“I’ve never felt so humiliated in my life as that night, when I was pushed into a police vehicle and taken to a police lock-up as if I was a criminal,” said 40-year-old Fahim Shaukat, which isn’t his real name.
On the night of 14 July, Shaukat, along with a dozen other men from the Ahmadiyya Muslim community, had gathered inside their place of worship in Kala Gujran, a town in the Jhelum district in the Punjab province of Pakistan, to stop desecration of their building after fears it may be attacked.
“Earlier that day, our community head met with the police with the latter demanding we demolish minarets [towers used for calls to prayer] or the police would be forced to do it themselves by midnight,” Shaukat told Index. “Our amir [religious head] refused and reasoned with him saying there was nothing in the law that barred us from having minarets.”
He recalled what happened that night: “Around 11:30 pm, we heard the doorbell, and at the same time the CCTV placed outside the door was destroyed. I opened the door, and was asked to step outside.”
Other people were hauled out, and Shaukat said there were around 20-25 policemen. He described how some of them went inside to look around, while a bearded man in a light blue shalwar kameez (a Pakistani outfit) took a ladder from one of the police vans and started hammering down the minaret.
While this was happening, men from the Ahmadiyya community were shoved into a police van and taken to the station and interrogated, before being released.
“This was an entirely illegal action, facilitated by the police themselves, and we suspect it was done at the behest of the Tehreek-e-Labbaik Pakistan,” Amir Mahmood, the community’s spokesperson, told Index from the community’s headquarters in the Punjab city of Rabwah.
The Tehreek-e-Labbaik Pakistan (TLP), founded by Khadim Hussain Rizvi in August 2015, is one of the largest political parties in Pakistan today. In the 2018 general elections it secured a huge vote bank, especially in Punjab. It proclaims itself to be the defender of the Prophet Muhammad’s honour and demands severe punishment for those who do not believe in the Prophet’s sanctity and finality. At one time outlawed following violent protests, the party is now back in force.
“Desecration of our places of worship is a violation of the Constitution of Pakistan,” Mahmood said, referring to a 2014 judgment which was set out to promote religious tolerance and protect minorities, by the former chief justice of Pakistan, Justice Tassadduq Hussain Jillani. “Justice Jillani had ordered that a special police force be formed for the protection of that.
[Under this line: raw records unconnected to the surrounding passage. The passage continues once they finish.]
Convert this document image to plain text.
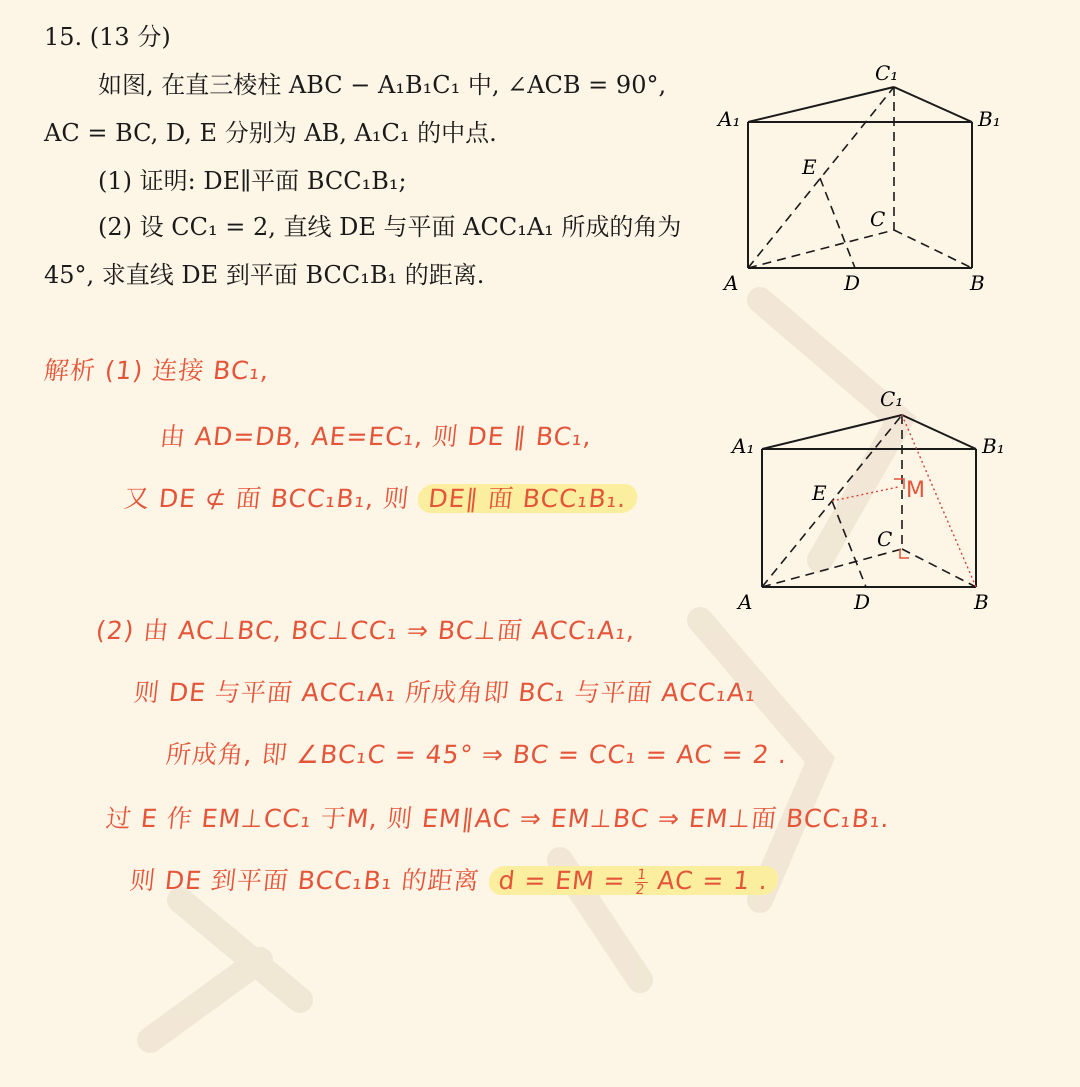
15. (13 分)
如图, 在直三棱柱 ABC − A₁B₁C₁ 中, ∠ACB = 90°,
AC = BC, D, E 分别为 AB, A₁C₁ 的中点.
(1) 证明: DE∥平面 BCC₁B₁;
(2) 设 CC₁ = 2, 直线 DE 与平面 ACC₁A₁ 所成的角为
45°, 求直线 DE 到平面 BCC₁B₁ 的距离.
C₁
A₁	B₁
E
C
A	D	B
C₁
A₁	B₁
E	M
C
A	D	B
解析 (1) 连接 BC₁,
由 AD=DB, AE=EC₁, 则 DE ∥ BC₁,
又 DE ⊄ 面 BCC₁B₁, 则 DE∥ 面 BCC₁B₁.
(2) 由 AC⊥BC, BC⊥CC₁ ⇒ BC⊥面 ACC₁A₁,
则 DE 与平面 ACC₁A₁ 所成角即 BC₁ 与平面 ACC₁A₁
所成角, 即 ∠BC₁C = 45° ⇒ BC = CC₁ = AC = 2 .
过 E 作 EM⊥CC₁ 于M, 则 EM∥AC ⇒ EM⊥BC ⇒ EM⊥面 BCC₁B₁.
则 DE 到平面 BCC₁B₁ 的距离 d = EM = $\frac{1}{2}$ AC = 1 .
It is ironic that instead of protecting and safeguarding them, the police are themselves carrying out these tasks specially in the province of Punjab.”
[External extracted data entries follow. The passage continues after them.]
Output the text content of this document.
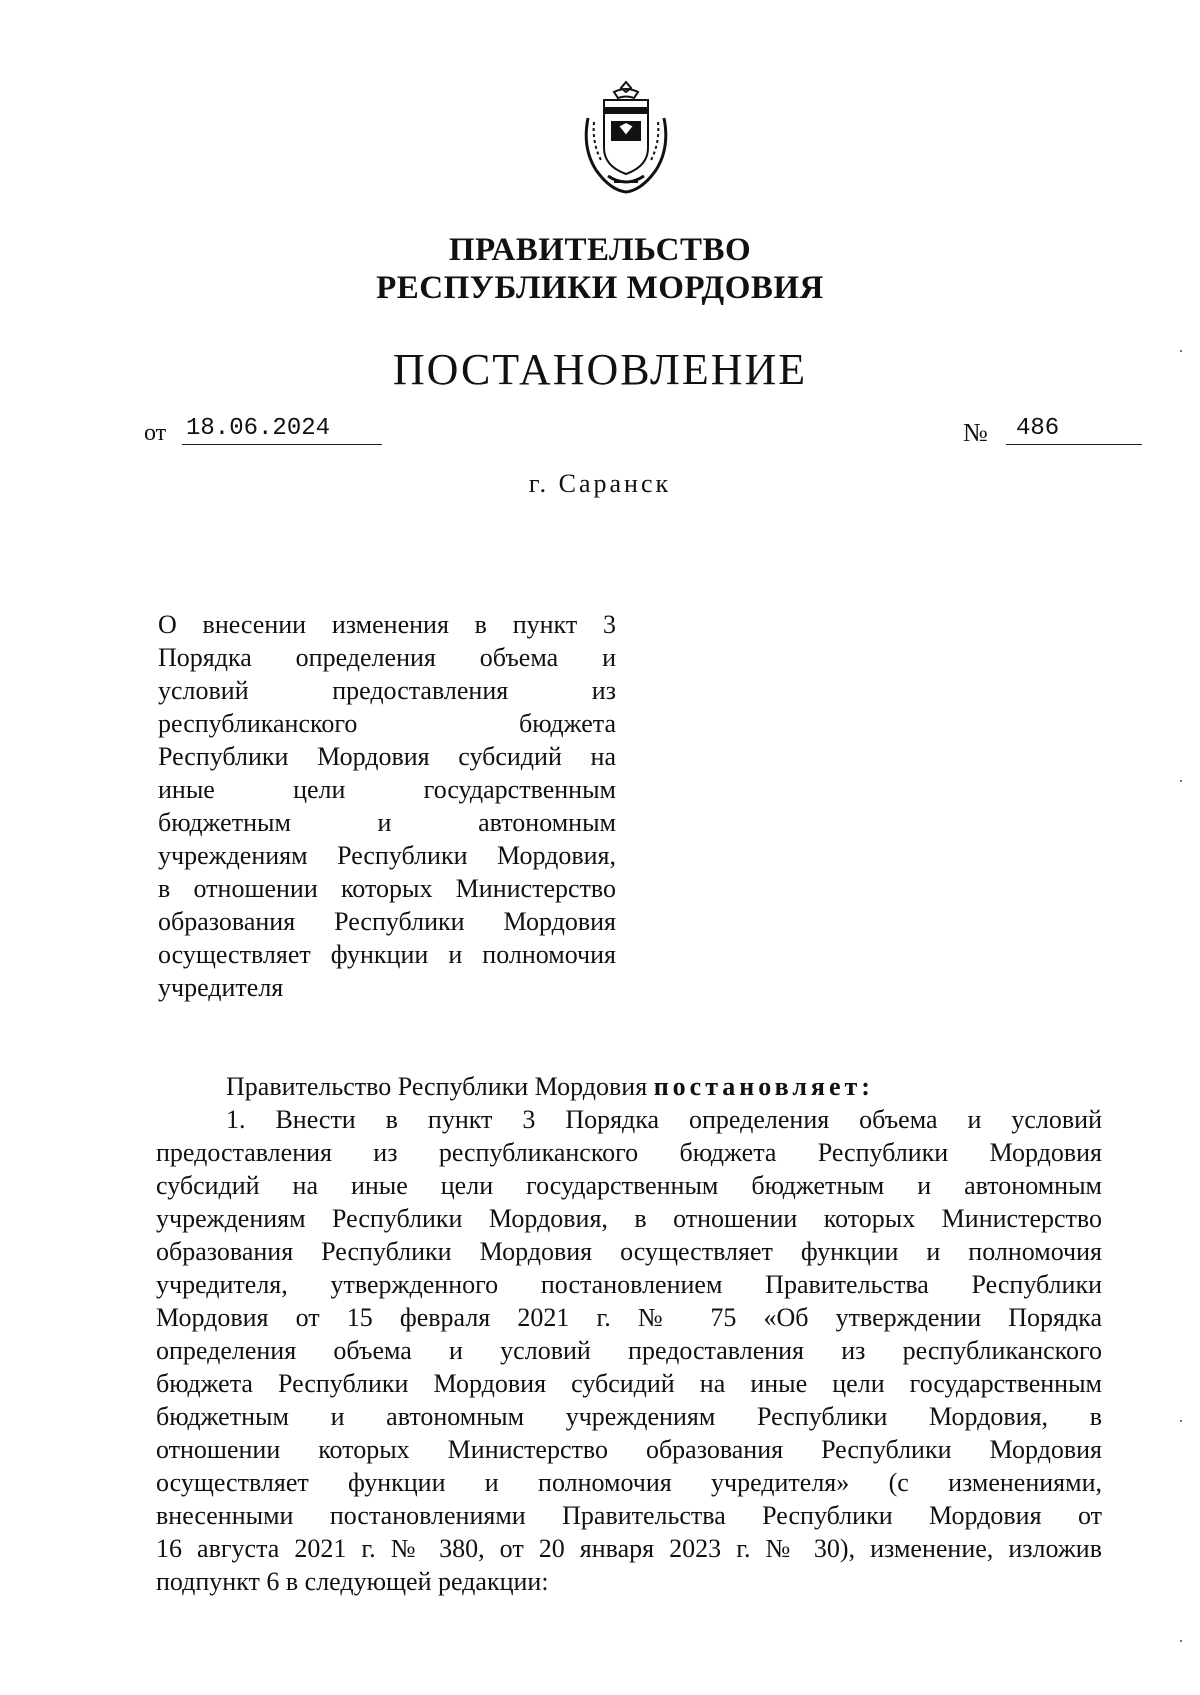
ПРАВИТЕЛЬСТВО
РЕСПУБЛИКИ МОРДОВИЯ
ПОСТАНОВЛЕНИЕ
от 18.06.2024	№	486
г. Саранск
О внесении изменения в пункт 3
Порядка определения объема и
условий предоставления из
республиканского бюджета
Республики Мордовия субсидий на
иные цели государственным
бюджетным и автономным
учреждениям Республики Мордовия,
в отношении которых Министерство
образования Республики Мордовия
осуществляет функции и полномочия
учредителя
Правительство Республики Мордовия постановляет:
1. Внести в пункт 3 Порядка определения объема и условий
предоставления из республиканского бюджета Республики Мордовия
субсидий на иные цели государственным бюджетным и автономным
учреждениям Республики Мордовия, в отношении которых Министерство
образования Республики Мордовия осуществляет функции и полномочия
учредителя, утвержденного постановлением Правительства Республики
Мордовия от 15 февраля 2021 г. № 75 «Об утверждении Порядка
определения объема и условий предоставления из республиканского
бюджета Республики Мордовия субсидий на иные цели государственным
бюджетным и автономным учреждениям Республики Мордовия, в
отношении которых Министерство образования Республики Мордовия
осуществляет функции и полномочия учредителя» (с изменениями,
внесенными постановлениями Правительства Республики Мордовия от
16 августа 2021 г. № 380, от 20 января 2023 г. № 30), изменение, изложив
подпункт 6 в следующей редакции:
Deputy superintendent of police, Abdul Jabbar, denied that the police involvement was vandalism, saying: “That’s a complete lie!” He also denied that people from the community were manhandled or detained for hours in the police lock-up.
“Our job is to protect the people and their property irrespective of their religious beliefs. We cannot be party to such illegal activity as demolition of the minarets,” he said.
According to Shaukat, the deputy superintendent in fact “led the attack” that night.
“If that’s a lie, why did the station house officer at Kala Gujran police station return our licensed gun that the police had taken away during their raid?” Shaukat said.
“According to my information, it was the Ahmadis [people from the Ahmadiyya community] who pulled down the minaret,” said Asim Ashfaq Rizvi, former district president of the TLP.
Rizvi has announced, and confirmed to Index, that if the local administration does not ensure that minarets in all the three places of worship around the city have been demolished, “we will come forward and remove them ourselves on Muharram 10,” which is one of the holiest dates for Muslims and which falls on 29 July. “It’s my own proclamation and not that of the TLP leadership, and I will follow it through,” he said.
“Pamphlets have been distributed and leaflets plastered across Jhelum talking about Rizvi’s Muharram 10 plan,” confirmed Shaukat.
Rizvi said: “For the last two years, we have been pointing out this anti-state and anti-constitutional activity to the government and the police.”
He said the Pakistan Penal Code 298, also known as the blasphemy law, provided him the licence to carry out such acts against people who allegedly insult Islam. Under Section 298-C of the code, Ahmadis cannot claim to be Muslims or propagate their faith.
In 1984, military dictator General Mohammad Zia-ul-Haq used a presidential ordinance to ban members of the community from the usage of epithets, descriptions and titles reserved for certain holy persons.
In the vandalism of minarets, Shaukat believes the TLP was “playing the religion card” to win over the sentiments of the general population, huge swathes of which look down on the Ahmadiyya community. This is all the more poignant now, with Pakistan’s 2023 general election on the horizon and the TLP looking for votes.